Thread: Questions about my strategy

Questions about my strategy

From
Rob Brown-Bayliss
Date:
I am writing a stock system, and am looking for either a confirmation of
my plan or a "No, don't do that!" before I get in too deep..

I have a table, called stock_transactions.

It has primary key and timestamp set on insert. It has these columns:
Count, product_key, branch_key, size_key, colour_key and type_key.

The keys obviously are used to link to other tables, for example the
product table has a description, the type key is a transaction type etc.

The idea is that when I want toknow how many items at a branch I select
all rows matching product_key and branch_key then SUM(count) the count
column.

The problem as I see it is after a length of time the table will reach a
large size and then getting counts of stock on hand will become quite
slow, so I plan to have a stock take date in the system, and then limit
it to all rows after the last stocktake.

This is guess will require an index on teh timestamp column.

Does any one see a problem here or does it all sound ok?

Thanks



--

*
*  Rob Brown-Bayliss
*

Re: Questions about my strategy

From
John Gray
Date:
On Mon, 2002-07-29 at 22:49, Rob Brown-Bayliss wrote:

> The problem as I see it is after a length of time the table will reach a
> large size and then getting counts of stock on hand will become quite
> slow, so I plan to have a stock take date in the system, and then limit
> it to all rows after the last stocktake.
>
> This is guess will require an index on teh timestamp column.
>

Bear in mind that the PostgreSQL query optimiser is unlikely to use an
index if more than a few percent of the rows will be returned. If the
tuning parameters are set correctly, the index lookup should kick in
only when it would be faster[*]. If your stocktakes are equally
distributed amongst your transactions, then I suspect there would have
to be about 30 stocktakes (i.e. transactions partioned into about 30
sets) before the index would be valuable.

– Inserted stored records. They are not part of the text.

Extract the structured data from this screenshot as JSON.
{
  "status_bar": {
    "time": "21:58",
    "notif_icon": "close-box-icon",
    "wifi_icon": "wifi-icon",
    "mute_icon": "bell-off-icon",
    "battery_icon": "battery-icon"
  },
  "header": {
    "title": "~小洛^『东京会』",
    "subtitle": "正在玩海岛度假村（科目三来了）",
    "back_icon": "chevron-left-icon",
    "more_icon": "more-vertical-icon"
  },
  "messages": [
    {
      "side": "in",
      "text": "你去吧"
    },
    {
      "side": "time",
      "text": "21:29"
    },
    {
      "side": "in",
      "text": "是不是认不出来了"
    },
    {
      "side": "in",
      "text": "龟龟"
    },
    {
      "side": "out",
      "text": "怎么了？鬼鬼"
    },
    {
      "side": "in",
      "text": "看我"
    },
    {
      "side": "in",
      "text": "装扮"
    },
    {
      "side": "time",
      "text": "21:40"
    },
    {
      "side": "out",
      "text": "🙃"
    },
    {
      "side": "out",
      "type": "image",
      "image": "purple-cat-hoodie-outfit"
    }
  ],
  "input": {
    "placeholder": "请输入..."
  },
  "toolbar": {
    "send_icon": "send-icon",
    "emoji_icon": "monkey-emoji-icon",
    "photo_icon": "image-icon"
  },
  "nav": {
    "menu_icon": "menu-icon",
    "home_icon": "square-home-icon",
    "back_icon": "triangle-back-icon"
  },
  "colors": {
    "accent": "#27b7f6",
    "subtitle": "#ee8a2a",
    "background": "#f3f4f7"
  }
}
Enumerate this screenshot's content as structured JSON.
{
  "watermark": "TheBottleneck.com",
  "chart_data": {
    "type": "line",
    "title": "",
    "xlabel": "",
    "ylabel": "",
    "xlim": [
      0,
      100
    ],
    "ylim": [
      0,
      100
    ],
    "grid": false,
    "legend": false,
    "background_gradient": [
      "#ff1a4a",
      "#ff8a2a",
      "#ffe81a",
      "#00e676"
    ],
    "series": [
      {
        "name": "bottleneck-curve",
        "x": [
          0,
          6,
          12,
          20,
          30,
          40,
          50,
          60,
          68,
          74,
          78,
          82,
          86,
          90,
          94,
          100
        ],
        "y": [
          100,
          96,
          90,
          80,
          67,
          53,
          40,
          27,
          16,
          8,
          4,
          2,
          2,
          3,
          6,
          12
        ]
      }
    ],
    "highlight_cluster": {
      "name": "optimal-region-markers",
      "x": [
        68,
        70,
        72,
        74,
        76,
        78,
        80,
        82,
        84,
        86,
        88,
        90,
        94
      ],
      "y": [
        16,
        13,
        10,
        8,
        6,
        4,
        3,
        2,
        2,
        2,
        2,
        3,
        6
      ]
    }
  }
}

How frequent are stocktake
entries going to be compared to transactions?

Of course, the only harm in creating an index is that it will slow
inserts down slightly. There have also been some suggestions that the
default btree index implementation in PG is not so efficient with
continuously increasing keys e.g. timestamps.

Also, I'm sure there are more knowledgable folks round here who may have
deeper insights that they can offer.

Regards

John

[*] Sequential scan is faster than index scan for large setsb being
returned because a) it exploits the readahead behaviour of your OS and
b) the tuple visibility information is stored in the heap (the main
table) and has to be looked up anyway (though this won't really cause a
problem if you rarely/never UPDATE the table) and c) when seen via the
index, the heap will also be in random order. Apologies if you knew this
all already.

--
John Gray
Azuli IT
www.azuli.co.uk



Re: Questions about my strategy

From
Rob Brown-Bayliss
Date:
On Tue, 2002-07-30 at 10:19, John Gray wrote:

> Bear in mind that the PostgreSQL query optimiser is unlikely to use an
> index if more than a few percent of the rows will be returned. If the
> tuning parameters are set correctly, the index lookup should kick in
> only when it would be faster[*]. If your stocktakes are equally
> distributed amongst your transactions, then I suspect there would have
> to be about 30 stocktakes (i.e. transactions partioned into about 30
> sets) before the index would be valuable. How frequent are stocktake
> entries going to be compared to transactions?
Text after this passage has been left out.